MDN || Using prototypes in JavaScript

Hi There…
I understood the following article quite well, I think, But in the last section of it in the examples, I did not understand why :

console.log("doSomething.foo:            " + doSomething.foo);

returns: “undefined”.

I know it doesn’t already exist in ( doSomething ), but it’s in : ( prototype ) of (doSomething), isn’t it supposed to :

If doSomething does not have the property, then the browser looks for the property in the __proto__ of doSomething

Can I get clarification?

the following article :

in the examples :

Screenshot 2022-01-03 2242311433×1167 118 KB

Welcome back, @albaraa_1949

This is an excellent question! I think the source of the confusion is (at least for me it was): The prototype property of an object (like doSomething.prototype) doesn’t point to the prototype of the object). On Object prototypes - Learn web development | MDN MDN has following message:

Warning: The prototype property is one of the most confusingly-named parts of JavaScript — you might think that it points to the prototype object of the current object, but it doesn’t (that’s an internal object that can be accessed by __proto__ , remember?). prototype instead is a property containing an object on which you define members that you want to be inherited.

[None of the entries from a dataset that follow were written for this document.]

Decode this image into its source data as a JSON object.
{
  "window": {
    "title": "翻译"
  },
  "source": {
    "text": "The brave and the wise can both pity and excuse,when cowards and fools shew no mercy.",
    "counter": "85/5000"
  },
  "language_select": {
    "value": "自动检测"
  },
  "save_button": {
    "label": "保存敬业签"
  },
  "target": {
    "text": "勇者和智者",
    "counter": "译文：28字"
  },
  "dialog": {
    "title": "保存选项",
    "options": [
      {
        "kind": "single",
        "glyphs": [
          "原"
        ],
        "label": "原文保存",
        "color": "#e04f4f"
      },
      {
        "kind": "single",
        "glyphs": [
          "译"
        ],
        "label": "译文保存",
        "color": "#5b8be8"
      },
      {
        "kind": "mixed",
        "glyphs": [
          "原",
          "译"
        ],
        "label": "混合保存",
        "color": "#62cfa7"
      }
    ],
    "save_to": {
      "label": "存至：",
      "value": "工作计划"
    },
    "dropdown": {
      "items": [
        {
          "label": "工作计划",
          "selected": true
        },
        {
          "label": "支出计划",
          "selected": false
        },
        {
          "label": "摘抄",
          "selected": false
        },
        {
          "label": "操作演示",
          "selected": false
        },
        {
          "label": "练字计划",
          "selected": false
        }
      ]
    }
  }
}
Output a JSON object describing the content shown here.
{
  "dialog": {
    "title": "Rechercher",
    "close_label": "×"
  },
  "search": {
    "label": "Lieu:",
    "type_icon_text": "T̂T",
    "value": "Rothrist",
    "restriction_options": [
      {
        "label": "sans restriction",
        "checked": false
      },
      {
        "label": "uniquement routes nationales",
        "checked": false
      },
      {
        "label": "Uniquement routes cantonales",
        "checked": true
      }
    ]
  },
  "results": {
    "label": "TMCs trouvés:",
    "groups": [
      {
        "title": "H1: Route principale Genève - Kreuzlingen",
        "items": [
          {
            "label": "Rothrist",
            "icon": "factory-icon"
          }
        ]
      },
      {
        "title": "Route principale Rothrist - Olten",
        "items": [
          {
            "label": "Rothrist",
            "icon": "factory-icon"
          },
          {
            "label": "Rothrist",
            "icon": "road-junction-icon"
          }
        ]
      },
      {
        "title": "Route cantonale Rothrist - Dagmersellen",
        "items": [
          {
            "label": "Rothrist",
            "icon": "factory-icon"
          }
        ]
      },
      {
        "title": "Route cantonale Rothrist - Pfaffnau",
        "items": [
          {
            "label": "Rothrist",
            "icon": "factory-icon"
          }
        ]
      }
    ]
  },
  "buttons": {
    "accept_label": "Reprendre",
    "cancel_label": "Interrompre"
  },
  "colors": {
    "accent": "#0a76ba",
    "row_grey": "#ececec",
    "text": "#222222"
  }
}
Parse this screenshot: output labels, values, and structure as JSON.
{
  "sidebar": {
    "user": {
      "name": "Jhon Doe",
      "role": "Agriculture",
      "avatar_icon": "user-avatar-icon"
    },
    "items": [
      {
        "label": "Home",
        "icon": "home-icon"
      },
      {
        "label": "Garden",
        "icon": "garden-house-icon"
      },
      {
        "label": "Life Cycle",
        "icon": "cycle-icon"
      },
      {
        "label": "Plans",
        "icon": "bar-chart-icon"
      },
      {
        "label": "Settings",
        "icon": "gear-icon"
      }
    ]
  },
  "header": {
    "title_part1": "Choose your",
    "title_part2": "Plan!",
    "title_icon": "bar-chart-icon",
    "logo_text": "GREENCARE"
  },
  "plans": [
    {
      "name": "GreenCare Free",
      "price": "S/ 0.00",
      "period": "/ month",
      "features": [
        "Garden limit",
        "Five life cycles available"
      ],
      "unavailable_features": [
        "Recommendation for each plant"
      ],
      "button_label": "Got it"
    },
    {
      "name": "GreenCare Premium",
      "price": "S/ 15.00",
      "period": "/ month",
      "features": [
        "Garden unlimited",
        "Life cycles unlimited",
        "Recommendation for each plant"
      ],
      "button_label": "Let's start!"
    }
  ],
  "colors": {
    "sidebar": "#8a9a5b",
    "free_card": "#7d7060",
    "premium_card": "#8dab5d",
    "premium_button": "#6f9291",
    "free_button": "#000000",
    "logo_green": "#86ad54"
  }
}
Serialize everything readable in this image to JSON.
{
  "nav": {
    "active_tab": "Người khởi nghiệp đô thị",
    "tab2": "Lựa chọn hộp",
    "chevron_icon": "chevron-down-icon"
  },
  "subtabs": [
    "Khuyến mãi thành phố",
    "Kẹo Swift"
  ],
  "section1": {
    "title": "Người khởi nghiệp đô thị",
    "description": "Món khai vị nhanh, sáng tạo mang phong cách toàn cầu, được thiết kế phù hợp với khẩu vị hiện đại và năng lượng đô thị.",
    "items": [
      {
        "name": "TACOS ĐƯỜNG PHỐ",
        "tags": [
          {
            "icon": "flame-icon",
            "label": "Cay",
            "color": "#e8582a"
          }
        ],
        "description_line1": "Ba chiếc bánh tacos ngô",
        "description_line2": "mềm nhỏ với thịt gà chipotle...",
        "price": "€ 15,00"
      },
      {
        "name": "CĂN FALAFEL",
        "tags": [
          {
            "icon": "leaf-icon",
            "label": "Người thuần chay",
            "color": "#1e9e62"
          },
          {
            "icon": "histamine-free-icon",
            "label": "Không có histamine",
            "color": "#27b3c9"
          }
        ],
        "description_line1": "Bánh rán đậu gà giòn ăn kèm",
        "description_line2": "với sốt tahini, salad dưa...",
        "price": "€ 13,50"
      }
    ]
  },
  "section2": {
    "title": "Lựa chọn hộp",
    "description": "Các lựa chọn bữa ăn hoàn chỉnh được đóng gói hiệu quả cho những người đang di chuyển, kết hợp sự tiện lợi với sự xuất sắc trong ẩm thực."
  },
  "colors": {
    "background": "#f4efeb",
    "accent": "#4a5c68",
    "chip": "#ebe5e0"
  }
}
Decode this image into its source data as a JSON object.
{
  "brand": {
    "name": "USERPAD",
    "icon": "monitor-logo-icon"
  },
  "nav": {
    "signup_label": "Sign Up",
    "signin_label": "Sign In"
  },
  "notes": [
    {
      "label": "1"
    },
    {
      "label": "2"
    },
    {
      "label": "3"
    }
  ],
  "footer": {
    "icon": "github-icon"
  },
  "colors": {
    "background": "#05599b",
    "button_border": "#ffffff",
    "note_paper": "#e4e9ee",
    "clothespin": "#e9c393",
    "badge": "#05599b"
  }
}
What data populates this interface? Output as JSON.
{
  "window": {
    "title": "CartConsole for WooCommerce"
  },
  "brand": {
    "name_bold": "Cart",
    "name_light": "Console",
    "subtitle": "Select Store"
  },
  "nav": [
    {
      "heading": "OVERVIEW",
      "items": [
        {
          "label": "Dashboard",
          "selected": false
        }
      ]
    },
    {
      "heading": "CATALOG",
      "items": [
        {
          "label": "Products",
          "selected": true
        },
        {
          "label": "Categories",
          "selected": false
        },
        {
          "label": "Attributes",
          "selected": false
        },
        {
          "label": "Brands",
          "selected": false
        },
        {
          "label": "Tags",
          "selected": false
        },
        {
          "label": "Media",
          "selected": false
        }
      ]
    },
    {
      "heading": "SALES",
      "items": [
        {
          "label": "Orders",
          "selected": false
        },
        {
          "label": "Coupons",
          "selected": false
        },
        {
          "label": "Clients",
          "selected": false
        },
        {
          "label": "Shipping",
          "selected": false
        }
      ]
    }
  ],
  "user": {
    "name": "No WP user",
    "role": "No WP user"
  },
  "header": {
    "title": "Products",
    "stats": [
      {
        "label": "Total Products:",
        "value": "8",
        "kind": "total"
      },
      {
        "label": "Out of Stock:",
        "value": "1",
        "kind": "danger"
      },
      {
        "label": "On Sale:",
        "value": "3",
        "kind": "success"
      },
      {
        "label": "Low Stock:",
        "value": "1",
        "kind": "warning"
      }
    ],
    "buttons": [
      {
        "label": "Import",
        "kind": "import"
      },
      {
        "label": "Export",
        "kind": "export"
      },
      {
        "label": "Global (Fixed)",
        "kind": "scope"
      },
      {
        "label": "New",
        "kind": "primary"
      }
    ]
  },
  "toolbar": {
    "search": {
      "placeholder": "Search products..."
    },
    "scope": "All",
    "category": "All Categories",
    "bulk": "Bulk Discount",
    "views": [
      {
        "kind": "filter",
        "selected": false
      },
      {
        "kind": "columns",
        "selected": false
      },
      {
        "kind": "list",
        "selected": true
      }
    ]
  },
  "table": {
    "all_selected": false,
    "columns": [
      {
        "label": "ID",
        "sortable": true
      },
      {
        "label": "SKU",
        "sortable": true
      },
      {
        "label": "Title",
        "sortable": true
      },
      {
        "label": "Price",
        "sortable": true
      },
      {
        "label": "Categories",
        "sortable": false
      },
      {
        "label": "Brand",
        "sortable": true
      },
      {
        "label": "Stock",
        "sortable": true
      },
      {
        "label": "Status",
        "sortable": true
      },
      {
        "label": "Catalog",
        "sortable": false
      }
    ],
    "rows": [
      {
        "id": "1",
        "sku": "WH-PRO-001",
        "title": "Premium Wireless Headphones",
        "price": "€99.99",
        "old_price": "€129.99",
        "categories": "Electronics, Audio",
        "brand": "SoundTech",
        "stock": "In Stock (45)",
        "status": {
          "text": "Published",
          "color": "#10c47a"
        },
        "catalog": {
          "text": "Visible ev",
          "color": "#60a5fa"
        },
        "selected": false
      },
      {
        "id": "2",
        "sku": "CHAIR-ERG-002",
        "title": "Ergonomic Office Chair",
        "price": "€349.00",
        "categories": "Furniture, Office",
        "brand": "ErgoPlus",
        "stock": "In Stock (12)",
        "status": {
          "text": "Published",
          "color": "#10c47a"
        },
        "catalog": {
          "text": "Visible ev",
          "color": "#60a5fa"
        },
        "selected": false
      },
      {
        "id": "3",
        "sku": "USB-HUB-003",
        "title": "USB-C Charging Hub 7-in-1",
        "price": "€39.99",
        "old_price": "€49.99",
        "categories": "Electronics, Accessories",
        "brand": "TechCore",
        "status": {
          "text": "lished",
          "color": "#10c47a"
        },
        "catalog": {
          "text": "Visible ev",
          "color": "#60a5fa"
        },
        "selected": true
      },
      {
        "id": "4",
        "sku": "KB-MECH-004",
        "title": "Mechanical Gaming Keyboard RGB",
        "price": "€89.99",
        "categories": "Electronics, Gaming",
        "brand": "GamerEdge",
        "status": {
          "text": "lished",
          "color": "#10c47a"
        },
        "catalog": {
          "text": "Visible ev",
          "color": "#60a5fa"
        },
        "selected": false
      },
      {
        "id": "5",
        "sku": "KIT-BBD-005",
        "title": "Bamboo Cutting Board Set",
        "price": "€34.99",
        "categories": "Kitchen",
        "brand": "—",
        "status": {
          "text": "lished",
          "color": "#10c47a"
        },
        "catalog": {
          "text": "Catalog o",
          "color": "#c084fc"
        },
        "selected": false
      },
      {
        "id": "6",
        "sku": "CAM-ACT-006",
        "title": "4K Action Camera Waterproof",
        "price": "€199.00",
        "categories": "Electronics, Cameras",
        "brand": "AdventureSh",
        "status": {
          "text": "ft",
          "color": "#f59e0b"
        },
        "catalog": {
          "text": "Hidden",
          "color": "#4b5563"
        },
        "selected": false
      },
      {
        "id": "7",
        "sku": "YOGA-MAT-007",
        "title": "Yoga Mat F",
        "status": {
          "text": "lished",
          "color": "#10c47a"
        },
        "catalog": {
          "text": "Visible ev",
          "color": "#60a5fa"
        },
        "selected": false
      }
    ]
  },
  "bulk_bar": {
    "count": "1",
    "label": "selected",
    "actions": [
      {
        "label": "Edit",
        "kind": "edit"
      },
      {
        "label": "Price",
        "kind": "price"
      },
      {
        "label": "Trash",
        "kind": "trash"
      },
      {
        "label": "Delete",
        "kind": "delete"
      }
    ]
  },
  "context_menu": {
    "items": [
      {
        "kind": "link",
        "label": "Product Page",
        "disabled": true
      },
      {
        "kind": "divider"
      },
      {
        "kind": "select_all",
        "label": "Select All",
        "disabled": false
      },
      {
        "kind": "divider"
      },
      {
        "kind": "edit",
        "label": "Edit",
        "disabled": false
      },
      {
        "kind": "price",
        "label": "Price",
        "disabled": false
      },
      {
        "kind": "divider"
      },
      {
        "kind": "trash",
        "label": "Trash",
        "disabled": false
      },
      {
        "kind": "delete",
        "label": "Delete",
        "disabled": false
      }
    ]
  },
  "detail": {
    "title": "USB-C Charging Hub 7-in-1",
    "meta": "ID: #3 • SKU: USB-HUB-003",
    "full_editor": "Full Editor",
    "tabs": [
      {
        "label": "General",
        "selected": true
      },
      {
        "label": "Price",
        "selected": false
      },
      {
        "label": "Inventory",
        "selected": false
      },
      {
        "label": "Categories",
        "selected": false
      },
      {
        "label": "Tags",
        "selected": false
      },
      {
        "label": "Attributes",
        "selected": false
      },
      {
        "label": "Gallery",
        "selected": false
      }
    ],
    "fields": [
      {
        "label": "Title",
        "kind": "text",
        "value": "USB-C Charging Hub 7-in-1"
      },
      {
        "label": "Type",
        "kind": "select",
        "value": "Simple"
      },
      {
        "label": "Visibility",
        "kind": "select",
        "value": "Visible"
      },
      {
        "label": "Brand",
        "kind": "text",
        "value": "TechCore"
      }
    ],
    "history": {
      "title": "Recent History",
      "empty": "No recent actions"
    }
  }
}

Let’s look at your linked example to understand this concept. A bit above the example we can see the result of console.log( doSomeInstancing );:

{
    prop: "some value",
    __proto__: {
        foo: "bar",
        constructor: ƒ doSomething(),
        __proto__: {
            constructor: ƒ Object(),
            hasOwnProperty: ƒ hasOwnProperty(),
            isPrototypeOf: ƒ isPrototypeOf(),
            propertyIsEnumerable: ƒ propertyIsEnumerable(),
            toLocaleString: ƒ toLocaleString(),
            toString: ƒ toString(),
            valueOf: ƒ valueOf()
        }
    }
}

In the prototype of doSomeInstancing (the first __proto__) we see the foo property and the constructor function doSomething() side by side. When calling doSomething.foo then (as you correctly observed) foo isn’t found. Now it will look inside the prototype of doSomething for foo. As we learned above that isn’t doSomething.prototype but the __proto__ of doSomething() (not shown in the console output above). doSomething() is a function so it’s prototype is Function (and the prototype of Function is Object). As all of them don’t contain foo we get undefined as a result.

I hope that clears things up a bit. These details of the prototypical inheritance sure are complicated and confusing

I wish you all the best,
Michael

Thank you very much, I am really grateful to you.